That still doesn't address the fact that there are many, many people for whom viewing a 3-D movie is simply a physically uncomfortable, "take you out of the movie" experience, not counting those who simply can't see the effect at all. As I mentioned elsewhere, a myth has arisen around the idea that "oh, well, there'll always be a 2-D version playing somewhere." Wrong. I live in a city of a million people and I was unable to see Hugo, Three Musketeers, Toy Story 3, the last Resident Evil film and about 3-4 other movies because either no one brought it in as 2-D or they played it in one screen out of dozens of theatres. And when I went to see Harry Potter Deathly Hallows 2 in 2-D the picture was so dark and muddy I was reminded of the Boston Globe expose that revealed some theatres are showing 2-D prints using 3-D projectors, which just doesn't work right. The result is I no longer become excited about theatrical releases - I'm disenfranchised as far as that goes and if they closed all the movie theatres tomorrow I'd be rather ambivalent as opposed to if they closed all the DVD/Blu-ray shops (which is coming, I know - pretty soon I'll be a hermit; nah, my feet are too hairy - I'll be a hobbit.
The only good thing about 3-D movies is that the 2-D versions often look really really good on HD because of the added resolution. So if nothing else, Hobbit 1 & 2 will be a kick-ass Blu-ray release.
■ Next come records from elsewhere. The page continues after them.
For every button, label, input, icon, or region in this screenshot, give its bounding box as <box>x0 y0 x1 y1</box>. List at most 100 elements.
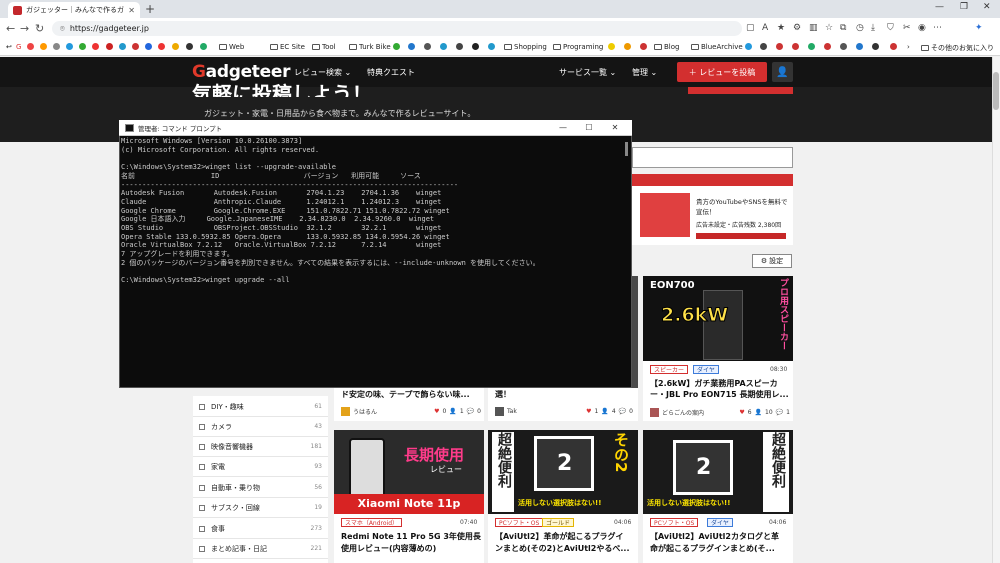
bookmark-folder-shopping[interactable]: Shopping <box>504 43 547 51</box>
more-icon[interactable]: ⋯ <box>933 23 942 33</box>
bookmark-icon[interactable] <box>624 43 631 50</box>
shield-icon[interactable]: ⛉ <box>887 23 894 33</box>
checkbox-icon[interactable] <box>199 484 205 491</box>
copilot-icon[interactable]: ✦ <box>975 23 983 33</box>
bookmark-icon[interactable] <box>200 43 207 50</box>
search-box[interactable] <box>632 147 793 168</box>
bookmark-icon[interactable] <box>393 43 400 50</box>
category-item[interactable]: 映像音響機器 181 <box>193 437 328 457</box>
checkbox-icon[interactable] <box>199 423 205 430</box>
bookmark-folder-blog[interactable]: Blog <box>654 43 679 51</box>
bookmark-icon[interactable] <box>840 43 847 50</box>
site-info-icon[interactable]: ⌾ <box>60 24 65 34</box>
cmd-scrollbar-thumb[interactable] <box>625 142 628 156</box>
checkbox-icon[interactable] <box>199 525 205 532</box>
nav-admin[interactable]: 管理 ⌄ <box>632 67 657 78</box>
split-icon[interactable]: ▥ <box>809 23 818 33</box>
bookmark-icon[interactable] <box>440 43 447 50</box>
bookmark-icon[interactable] <box>872 43 879 50</box>
nav-quest[interactable]: 特典クエスト <box>367 67 415 78</box>
bookmark-folder-ec-site[interactable]: EC Site <box>270 43 305 51</box>
category-item[interactable]: 家電 93 <box>193 457 328 477</box>
read-aloud-icon[interactable]: A <box>762 23 768 33</box>
browser-tab[interactable]: ガジェッター｜みんなで作るガジェットレビ ✕ <box>8 2 140 18</box>
bookmark-folder-tool[interactable]: Tool <box>312 43 336 51</box>
checkbox-icon[interactable] <box>199 443 205 450</box>
bookmark-icon[interactable] <box>424 43 431 50</box>
download-icon[interactable]: ⤓ <box>871 23 875 33</box>
bookmark-icon[interactable] <box>776 43 783 50</box>
nav-services[interactable]: サービス一覧 ⌄ <box>559 67 616 78</box>
cmd-scrollbar[interactable] <box>622 137 631 387</box>
collections-icon[interactable]: ⧉ <box>840 23 846 33</box>
bookmark-icon[interactable] <box>186 43 193 50</box>
checkbox-icon[interactable] <box>199 403 205 410</box>
category-badge[interactable]: スピーカー <box>650 365 689 374</box>
bookmark-icon[interactable] <box>119 43 126 50</box>
bookmark-icon[interactable] <box>760 43 767 50</box>
checkbox-icon[interactable] <box>199 504 205 511</box>
window-close-icon[interactable]: ✕ <box>983 2 991 12</box>
bookmark-icon[interactable] <box>808 43 815 50</box>
history-icon[interactable]: ◷ <box>856 23 864 33</box>
minimize-icon[interactable]: — <box>935 2 944 12</box>
bookmark-icon[interactable] <box>472 43 479 50</box>
page-scrollbar[interactable] <box>992 57 1000 563</box>
category-item[interactable]: 食事 273 <box>193 519 328 539</box>
review-card-aviutl[interactable]: 超絶便利 2 その2 活用しない選択肢はない!! PCソフト・OS ゴールド 0… <box>488 430 638 563</box>
bookmark-folder-web[interactable]: Web <box>219 43 244 51</box>
category-item[interactable]: サブスク・回線 19 <box>193 498 328 518</box>
close-icon[interactable]: ✕ <box>604 123 626 132</box>
bookmark-icon[interactable]: G <box>16 43 21 51</box>
bookmark-icon[interactable] <box>27 43 34 50</box>
minimize-icon[interactable]: — <box>552 123 574 132</box>
post-review-button[interactable]: ＋ レビューを投稿 <box>677 62 767 82</box>
bookmark-icon[interactable] <box>40 43 47 50</box>
bookmark-icon[interactable] <box>92 43 99 50</box>
bookmark-folder-bluearchive[interactable]: BlueArchive <box>691 43 743 51</box>
scrollbar-thumb[interactable] <box>993 72 999 110</box>
forward-icon[interactable]: → <box>20 22 29 35</box>
review-card-jbl[interactable]: EON700 2.6kW プロ用スピーカー スピーカー ダイヤ 08:30 【2… <box>643 276 793 421</box>
bookmark-folder-other[interactable]: その他のお気に入り <box>921 43 994 53</box>
review-card-aviutl-catalog[interactable]: 2 超絶便利 活用しない選択肢はない!! PCソフト・OS ダイヤ 04:06 … <box>643 430 793 563</box>
bookmark-icon[interactable] <box>890 43 897 50</box>
favorites-icon[interactable]: ☆ <box>825 23 833 33</box>
bookmark-folder-turk-bike[interactable]: Turk Bike <box>349 43 391 51</box>
bookmark-icon[interactable] <box>145 43 152 50</box>
restore-icon[interactable]: ❐ <box>960 2 968 12</box>
bookmark-icon[interactable] <box>106 43 113 50</box>
category-item[interactable]: DIY・趣味 61 <box>193 397 328 417</box>
bookmark-icon[interactable] <box>172 43 179 50</box>
bookmark-icon[interactable] <box>608 43 615 50</box>
favorite-star-icon[interactable]: ★ <box>777 23 785 33</box>
app-icon[interactable]: ▢ <box>746 23 755 33</box>
bookmark-icon[interactable] <box>408 43 415 50</box>
checkbox-icon[interactable] <box>199 463 205 470</box>
bookmark-icon[interactable] <box>488 43 495 50</box>
review-card-xiaomi[interactable]: 長期使用 レビュー Xiaomi Note 11p スマホ（Android） 0… <box>334 430 484 563</box>
new-tab-icon[interactable]: + <box>145 2 155 16</box>
category-badge[interactable]: PCソフト・OS <box>650 518 699 527</box>
extensions-icon[interactable]: ⚙ <box>793 23 801 33</box>
bookmark-icon[interactable] <box>856 43 863 50</box>
bookmark-icon[interactable]: ↩ <box>6 43 12 51</box>
screenshot-icon[interactable]: ✂ <box>903 23 911 33</box>
checkbox-icon[interactable] <box>199 545 205 552</box>
maximize-icon[interactable]: ☐ <box>578 123 600 132</box>
hero-button[interactable] <box>688 87 793 94</box>
reload-icon[interactable]: ↻ <box>35 22 44 35</box>
category-item[interactable]: まとめ記事・日記 221 <box>193 539 328 559</box>
bookmark-icon[interactable] <box>79 43 86 50</box>
category-item[interactable]: カメラ 43 <box>193 417 328 437</box>
cmd-titlebar[interactable]: 管理者: コマンド プロンプト — ☐ ✕ <box>119 120 632 136</box>
settings-button[interactable]: ⚙ 設定 <box>752 254 792 268</box>
close-icon[interactable]: ✕ <box>128 6 135 15</box>
bookmark-icon[interactable] <box>53 43 60 50</box>
bookmark-icon[interactable] <box>640 43 647 50</box>
bookmark-icon[interactable] <box>824 43 831 50</box>
back-icon[interactable]: ← <box>6 22 15 35</box>
bookmark-icon[interactable] <box>66 43 73 50</box>
bookmark-icon[interactable] <box>792 43 799 50</box>
bookmark-icon[interactable] <box>132 43 139 50</box>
You're right - it doesn't address the uncomfortablility issue. I live in a town of 100,000, with one 10-screen theater. Two of those screens are 3D. We didn't get Hugo until two weeks after its release, but at least we got both 2D and 3D versions.
Have you complained to the theaters? Or maybe written a letter to the editor of the paper? I would think that a city the size of yours would have more options available for screenings.